Anche lei aveva un modo particolare di guardarmi e di sorridermi che mi faceva sentire davvero speciale. E non solo in intimità, ma anche davanti agli altri. Mi piaceva piacerle, e avrei gradito che tutti sapessero del nostro amore! 

Il giorno seguente partì per New York con il volo delle 10 del mattino. Non la sentii per ore, ma pensai a lei in continuazione, nonostante la giornata frenetica scandita tra visite ospedaliere, commissioni urgenti e discussioni con terzi.

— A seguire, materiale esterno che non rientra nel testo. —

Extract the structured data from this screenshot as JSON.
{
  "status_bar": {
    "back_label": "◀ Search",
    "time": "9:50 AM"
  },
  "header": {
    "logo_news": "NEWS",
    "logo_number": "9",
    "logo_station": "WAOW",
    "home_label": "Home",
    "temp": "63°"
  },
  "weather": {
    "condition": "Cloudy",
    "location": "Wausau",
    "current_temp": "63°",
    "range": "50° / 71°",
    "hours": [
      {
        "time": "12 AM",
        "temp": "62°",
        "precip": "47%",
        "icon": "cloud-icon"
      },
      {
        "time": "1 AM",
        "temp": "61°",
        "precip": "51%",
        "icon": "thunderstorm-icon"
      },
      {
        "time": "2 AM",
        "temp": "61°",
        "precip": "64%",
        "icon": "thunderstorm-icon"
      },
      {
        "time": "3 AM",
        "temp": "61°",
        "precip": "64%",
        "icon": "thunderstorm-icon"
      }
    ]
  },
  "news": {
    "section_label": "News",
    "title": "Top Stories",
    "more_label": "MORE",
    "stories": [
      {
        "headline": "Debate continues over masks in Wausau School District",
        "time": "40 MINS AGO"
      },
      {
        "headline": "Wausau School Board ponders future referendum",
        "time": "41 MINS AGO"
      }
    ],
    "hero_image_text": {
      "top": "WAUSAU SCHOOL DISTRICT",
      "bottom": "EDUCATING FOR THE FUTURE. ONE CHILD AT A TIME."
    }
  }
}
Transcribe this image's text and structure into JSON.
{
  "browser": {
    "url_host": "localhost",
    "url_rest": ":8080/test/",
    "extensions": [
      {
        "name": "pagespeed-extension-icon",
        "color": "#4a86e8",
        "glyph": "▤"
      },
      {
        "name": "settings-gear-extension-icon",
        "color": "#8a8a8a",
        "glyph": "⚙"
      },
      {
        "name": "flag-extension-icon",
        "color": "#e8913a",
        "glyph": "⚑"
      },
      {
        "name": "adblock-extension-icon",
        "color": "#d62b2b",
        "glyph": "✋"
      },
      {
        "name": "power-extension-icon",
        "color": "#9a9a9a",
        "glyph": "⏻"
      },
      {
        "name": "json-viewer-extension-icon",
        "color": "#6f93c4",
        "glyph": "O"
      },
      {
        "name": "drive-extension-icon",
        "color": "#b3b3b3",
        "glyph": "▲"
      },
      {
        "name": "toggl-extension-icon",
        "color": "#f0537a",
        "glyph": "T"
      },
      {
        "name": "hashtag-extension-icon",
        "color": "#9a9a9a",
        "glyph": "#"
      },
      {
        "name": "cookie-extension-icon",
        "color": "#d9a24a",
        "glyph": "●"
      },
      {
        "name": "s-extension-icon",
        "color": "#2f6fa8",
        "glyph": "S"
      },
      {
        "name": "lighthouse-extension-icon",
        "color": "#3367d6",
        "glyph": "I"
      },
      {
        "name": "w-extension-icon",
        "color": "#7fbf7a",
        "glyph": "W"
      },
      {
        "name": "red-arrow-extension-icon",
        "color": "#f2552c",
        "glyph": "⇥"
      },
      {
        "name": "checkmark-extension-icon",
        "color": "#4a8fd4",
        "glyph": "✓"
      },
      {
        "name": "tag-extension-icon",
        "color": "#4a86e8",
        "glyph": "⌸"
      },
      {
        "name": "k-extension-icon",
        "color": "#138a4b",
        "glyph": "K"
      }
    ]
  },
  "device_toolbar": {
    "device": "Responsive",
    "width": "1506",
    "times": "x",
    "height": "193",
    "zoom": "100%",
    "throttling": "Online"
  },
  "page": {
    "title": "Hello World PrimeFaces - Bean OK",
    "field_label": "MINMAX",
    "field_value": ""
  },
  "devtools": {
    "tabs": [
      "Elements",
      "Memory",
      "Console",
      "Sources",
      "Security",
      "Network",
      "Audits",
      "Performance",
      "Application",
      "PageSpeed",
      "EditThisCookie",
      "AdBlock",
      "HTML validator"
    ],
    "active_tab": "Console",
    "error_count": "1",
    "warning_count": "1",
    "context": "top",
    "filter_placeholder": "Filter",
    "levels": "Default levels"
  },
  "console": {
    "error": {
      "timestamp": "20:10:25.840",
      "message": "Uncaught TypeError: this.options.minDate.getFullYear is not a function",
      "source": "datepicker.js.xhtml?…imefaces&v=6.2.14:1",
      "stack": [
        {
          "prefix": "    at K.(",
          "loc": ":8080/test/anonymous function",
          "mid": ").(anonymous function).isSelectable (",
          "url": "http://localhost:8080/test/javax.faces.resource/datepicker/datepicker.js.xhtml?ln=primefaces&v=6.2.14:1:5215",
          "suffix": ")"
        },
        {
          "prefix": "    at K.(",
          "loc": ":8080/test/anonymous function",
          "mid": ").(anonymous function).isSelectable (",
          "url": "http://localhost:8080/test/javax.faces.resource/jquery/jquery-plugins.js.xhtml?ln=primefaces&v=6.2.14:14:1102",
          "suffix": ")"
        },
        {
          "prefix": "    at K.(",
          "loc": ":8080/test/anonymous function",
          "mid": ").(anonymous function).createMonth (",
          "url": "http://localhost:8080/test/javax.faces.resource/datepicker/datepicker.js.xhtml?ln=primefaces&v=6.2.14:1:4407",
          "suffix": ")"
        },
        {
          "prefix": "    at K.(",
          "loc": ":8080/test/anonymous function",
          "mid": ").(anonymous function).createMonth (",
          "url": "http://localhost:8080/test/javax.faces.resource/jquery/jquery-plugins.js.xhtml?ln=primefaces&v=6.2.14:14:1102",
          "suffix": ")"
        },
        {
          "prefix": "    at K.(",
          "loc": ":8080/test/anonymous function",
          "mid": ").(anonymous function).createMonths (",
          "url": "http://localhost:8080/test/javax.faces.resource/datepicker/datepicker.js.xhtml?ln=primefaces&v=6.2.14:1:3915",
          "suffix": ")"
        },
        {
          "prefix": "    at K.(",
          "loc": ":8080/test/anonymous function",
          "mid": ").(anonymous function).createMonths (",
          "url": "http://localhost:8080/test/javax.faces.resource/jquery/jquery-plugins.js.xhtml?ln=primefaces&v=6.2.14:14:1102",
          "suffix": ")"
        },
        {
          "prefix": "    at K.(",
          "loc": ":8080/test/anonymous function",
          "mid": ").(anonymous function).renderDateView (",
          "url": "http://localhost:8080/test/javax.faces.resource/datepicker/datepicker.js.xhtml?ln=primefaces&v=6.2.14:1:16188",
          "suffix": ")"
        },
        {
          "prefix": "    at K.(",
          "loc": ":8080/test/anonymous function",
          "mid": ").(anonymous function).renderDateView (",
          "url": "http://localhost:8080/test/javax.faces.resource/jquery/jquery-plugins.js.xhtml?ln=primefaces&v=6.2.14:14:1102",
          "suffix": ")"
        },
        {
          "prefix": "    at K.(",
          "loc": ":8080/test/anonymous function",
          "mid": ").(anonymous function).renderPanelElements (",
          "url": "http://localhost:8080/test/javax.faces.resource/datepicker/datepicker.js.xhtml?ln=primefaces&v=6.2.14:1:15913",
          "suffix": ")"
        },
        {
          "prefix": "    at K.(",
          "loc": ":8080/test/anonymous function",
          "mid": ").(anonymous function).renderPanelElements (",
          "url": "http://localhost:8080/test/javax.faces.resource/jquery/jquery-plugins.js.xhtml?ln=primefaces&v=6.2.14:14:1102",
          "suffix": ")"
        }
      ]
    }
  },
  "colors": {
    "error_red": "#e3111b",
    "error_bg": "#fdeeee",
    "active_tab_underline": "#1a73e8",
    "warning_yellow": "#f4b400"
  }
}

Pensai che mi mancava terribilmente, che avrei voluto stringerla a me, cadere sul suo letto abbracciata a lei, lasciarmi avvinghiare dalle sue braccia e dalle sue gambe.
<<Lo faccio perché ho paura che tu possa andar via, che tu ti possa stufare di questa situazione e che mi possa lasciare. E io non voglio lasciarti andare!>>. Giustificava così quel suo tenermi quasi legata a sè. Pensai solo che non potevo andarmene, non avrei mai voluto. L’amavo troppo, in una maniera tale che se avessi preso la decisione di lasciarla probabilmente mi sarei sentita come privata di tutti gli organi vitali contemporaneamente.
Ormai era parte di me, ormai era il battito del mio cuore, il mio respiro, il mio fremito di piacere…. 
In poco più di un mese lei era riuscita a diventare il mio “tutto”!